カタバミはトクサの後ろに小走りで隠れた。
「逃げないのですか?」
「逃げても方向転換されて無駄だからな。」
「諦めたか・・・少し幻滅しましたよ。」
そう言いながら、トクサは突進してきた。
「そろそろかな?」
雪と霞が寝具コーナーから戻ってきた。
「先生ーお金ー。」
そう言いながら雪は駆け寄ってくる。
それを見ると先生は思いっきり、床を殴った。
すると殴った場所がひび割れながら凹み、同時に先生の周りは盛りあがる。
土埃と小さく割れたコンクリートの破片が舞い、先生の前には床だった物が盛り上がった壁が出来ていた。
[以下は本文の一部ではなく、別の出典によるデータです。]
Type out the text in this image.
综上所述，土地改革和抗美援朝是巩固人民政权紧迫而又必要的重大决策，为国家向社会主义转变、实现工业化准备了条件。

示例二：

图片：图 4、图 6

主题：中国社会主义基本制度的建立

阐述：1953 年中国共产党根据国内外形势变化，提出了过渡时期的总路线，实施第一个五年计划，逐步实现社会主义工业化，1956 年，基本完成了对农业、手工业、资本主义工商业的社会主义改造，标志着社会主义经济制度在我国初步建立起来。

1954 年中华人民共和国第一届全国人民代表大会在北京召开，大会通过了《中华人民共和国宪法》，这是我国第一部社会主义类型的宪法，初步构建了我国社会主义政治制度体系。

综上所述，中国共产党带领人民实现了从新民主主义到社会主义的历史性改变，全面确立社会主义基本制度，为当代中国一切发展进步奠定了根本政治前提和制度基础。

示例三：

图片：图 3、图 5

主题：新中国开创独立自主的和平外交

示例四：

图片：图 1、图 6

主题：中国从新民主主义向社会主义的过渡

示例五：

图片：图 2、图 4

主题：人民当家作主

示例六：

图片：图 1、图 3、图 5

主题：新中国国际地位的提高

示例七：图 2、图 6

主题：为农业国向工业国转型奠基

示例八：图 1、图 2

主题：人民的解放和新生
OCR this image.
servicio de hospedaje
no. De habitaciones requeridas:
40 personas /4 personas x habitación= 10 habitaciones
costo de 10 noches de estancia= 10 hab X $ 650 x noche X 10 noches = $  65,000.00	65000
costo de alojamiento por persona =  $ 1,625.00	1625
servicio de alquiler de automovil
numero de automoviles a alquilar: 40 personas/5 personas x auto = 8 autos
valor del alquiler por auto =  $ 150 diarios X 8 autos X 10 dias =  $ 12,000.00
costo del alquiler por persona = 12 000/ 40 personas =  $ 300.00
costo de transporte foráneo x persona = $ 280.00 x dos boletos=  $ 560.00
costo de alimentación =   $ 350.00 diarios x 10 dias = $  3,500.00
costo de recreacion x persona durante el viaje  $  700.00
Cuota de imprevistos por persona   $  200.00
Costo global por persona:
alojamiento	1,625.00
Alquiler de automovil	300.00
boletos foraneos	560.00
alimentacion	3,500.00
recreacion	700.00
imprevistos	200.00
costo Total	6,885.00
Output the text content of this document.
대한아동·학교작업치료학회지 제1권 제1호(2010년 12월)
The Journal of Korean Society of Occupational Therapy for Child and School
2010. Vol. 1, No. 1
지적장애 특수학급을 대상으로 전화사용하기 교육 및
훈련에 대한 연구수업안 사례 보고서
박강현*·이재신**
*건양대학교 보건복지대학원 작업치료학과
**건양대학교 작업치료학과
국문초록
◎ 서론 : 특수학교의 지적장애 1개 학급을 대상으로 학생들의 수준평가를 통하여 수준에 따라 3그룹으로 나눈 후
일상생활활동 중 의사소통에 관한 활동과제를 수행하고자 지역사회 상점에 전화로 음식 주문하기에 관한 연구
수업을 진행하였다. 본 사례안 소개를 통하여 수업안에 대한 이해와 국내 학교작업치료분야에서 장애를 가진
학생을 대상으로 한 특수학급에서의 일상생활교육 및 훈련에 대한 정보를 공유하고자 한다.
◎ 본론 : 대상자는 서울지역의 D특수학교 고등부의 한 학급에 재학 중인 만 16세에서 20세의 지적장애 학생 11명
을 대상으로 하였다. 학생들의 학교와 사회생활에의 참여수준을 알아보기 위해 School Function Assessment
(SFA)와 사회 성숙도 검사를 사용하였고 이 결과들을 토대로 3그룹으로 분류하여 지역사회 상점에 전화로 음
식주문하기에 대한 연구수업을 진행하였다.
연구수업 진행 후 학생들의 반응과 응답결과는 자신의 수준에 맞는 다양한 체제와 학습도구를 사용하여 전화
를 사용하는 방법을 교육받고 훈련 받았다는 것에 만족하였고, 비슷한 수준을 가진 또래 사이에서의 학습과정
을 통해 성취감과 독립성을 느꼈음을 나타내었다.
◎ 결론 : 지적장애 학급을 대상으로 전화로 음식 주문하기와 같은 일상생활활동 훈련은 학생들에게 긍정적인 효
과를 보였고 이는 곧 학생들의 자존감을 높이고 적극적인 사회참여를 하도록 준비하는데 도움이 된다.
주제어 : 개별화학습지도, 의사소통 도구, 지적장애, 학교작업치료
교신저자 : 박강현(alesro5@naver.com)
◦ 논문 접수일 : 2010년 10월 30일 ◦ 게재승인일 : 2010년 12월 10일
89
「諦めただぁ?幻滅だぁ?正面から受け止めてやんよ。」
突進していたトクサは
(まじかよ・・・脳筋過ぎる)
と思いながら壁に衝突し、剣は深々と壁に刺さる。
壁に叩きつけられて動けないトクサの髪を掴んだ先生はそのまま外に放り投げた。
「トクサー!!!」
カタバミはトクサを走って追う。
すると、先生がトクサの方に歩きながら言った。
「雪ー、霞ー、このままじゃ埒が明かないから妹の方の足止めよろしくー」
そう言うと、先生は外に出て、やっと動けるようになったトクサと言葉を交わした。
「やれそー?」
「舐めないで下さい。」
そう言ったトクサはコンクリートの壁に刺さった剣を自分の元まで呼び出し、その上に乗った。
「来いっ!」
「言われなくとも!」
先生とトクサは肉眼では追い切れない程のスピードでどこかへ戦闘音だけ残し、消えていった。